Left to right are: Kevin O'Grady Pinnacle Quality, Hudson Cameron manager advanced water treatment Ingham’s, Julia Seddon group manager environment and sustainability, Trevor Rust, plant engineer Inghams' Somerville plant and Michael Spencer Water Stewardship Australia chief executive and global chair of the Alliance for Water Stewardship. .

Inghams Enterprises, a leading Australian and New Zealand integrated poultry producer, has achieved gold level Alliance for Water Stewardship (AWS) certification for one of its major production plants

The Somerville processing plant on the Mornington Peninsula (Victoria) is the first meat processing plant in the world to achieve AWS certification and only the second business ever to achieve a certificate. It is also the first to achieve gold level.

Businesses on every continent around the world are currently gearing up for a tilt at certification, according to Kevin O’Grady of Pinnacle Quality, who was part of the project.

“Inghams had their own reasons to go for full certification. They were not market reasons but a need to demonstrate best practice to regulators and stakeholders who had been critical of their performance in the past.

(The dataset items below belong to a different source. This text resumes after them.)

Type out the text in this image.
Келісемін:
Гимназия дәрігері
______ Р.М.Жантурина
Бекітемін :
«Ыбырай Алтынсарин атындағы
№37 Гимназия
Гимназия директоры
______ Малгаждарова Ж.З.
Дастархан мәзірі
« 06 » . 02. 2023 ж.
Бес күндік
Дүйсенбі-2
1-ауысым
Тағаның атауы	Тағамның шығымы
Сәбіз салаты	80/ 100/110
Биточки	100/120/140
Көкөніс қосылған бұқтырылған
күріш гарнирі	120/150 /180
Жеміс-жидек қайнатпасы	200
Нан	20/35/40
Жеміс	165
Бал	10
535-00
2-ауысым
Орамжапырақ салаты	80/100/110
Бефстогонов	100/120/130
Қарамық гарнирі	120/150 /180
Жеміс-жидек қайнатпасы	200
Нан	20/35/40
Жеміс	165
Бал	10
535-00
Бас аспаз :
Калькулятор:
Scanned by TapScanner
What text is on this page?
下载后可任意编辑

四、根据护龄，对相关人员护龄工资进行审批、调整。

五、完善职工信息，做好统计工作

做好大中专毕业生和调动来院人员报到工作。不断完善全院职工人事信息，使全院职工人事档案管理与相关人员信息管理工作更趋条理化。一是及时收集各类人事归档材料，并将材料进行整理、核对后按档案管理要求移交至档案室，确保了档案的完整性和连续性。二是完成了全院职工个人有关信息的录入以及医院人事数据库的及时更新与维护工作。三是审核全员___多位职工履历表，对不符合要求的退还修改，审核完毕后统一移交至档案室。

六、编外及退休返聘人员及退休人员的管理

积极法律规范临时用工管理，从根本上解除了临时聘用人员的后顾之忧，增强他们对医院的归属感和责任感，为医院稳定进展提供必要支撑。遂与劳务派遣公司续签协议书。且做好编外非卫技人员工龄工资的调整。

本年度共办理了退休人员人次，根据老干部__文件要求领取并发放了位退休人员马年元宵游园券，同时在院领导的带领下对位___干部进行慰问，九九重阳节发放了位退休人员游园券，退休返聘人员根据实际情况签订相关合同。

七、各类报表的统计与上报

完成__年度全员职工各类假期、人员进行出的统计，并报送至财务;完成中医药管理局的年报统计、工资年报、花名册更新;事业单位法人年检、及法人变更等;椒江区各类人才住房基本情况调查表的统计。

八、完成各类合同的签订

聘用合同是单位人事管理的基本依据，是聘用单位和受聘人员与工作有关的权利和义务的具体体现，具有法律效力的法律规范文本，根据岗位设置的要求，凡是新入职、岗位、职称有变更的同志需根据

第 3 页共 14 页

“The game has now changed completely. Over the course of their water stewardship journey, Inghams has received recognition for its efforts from government (the Australian Prime Minister’s Water Prize) and customers (global leader on water in the McDonald’s Sustainable Supply Chain awards). As a result of this, and the certification, their previous issues have been managed away,” O’Grady says.

The framework is valuable in its own right and there is a self-verification option for two years for those who want to measure themselves or use the framework as a gap analysis. Beyond the third year, self-verification is not possible and the implementer will have to progress to full certification if they wish to continue to declare conformity with the AWS Standard.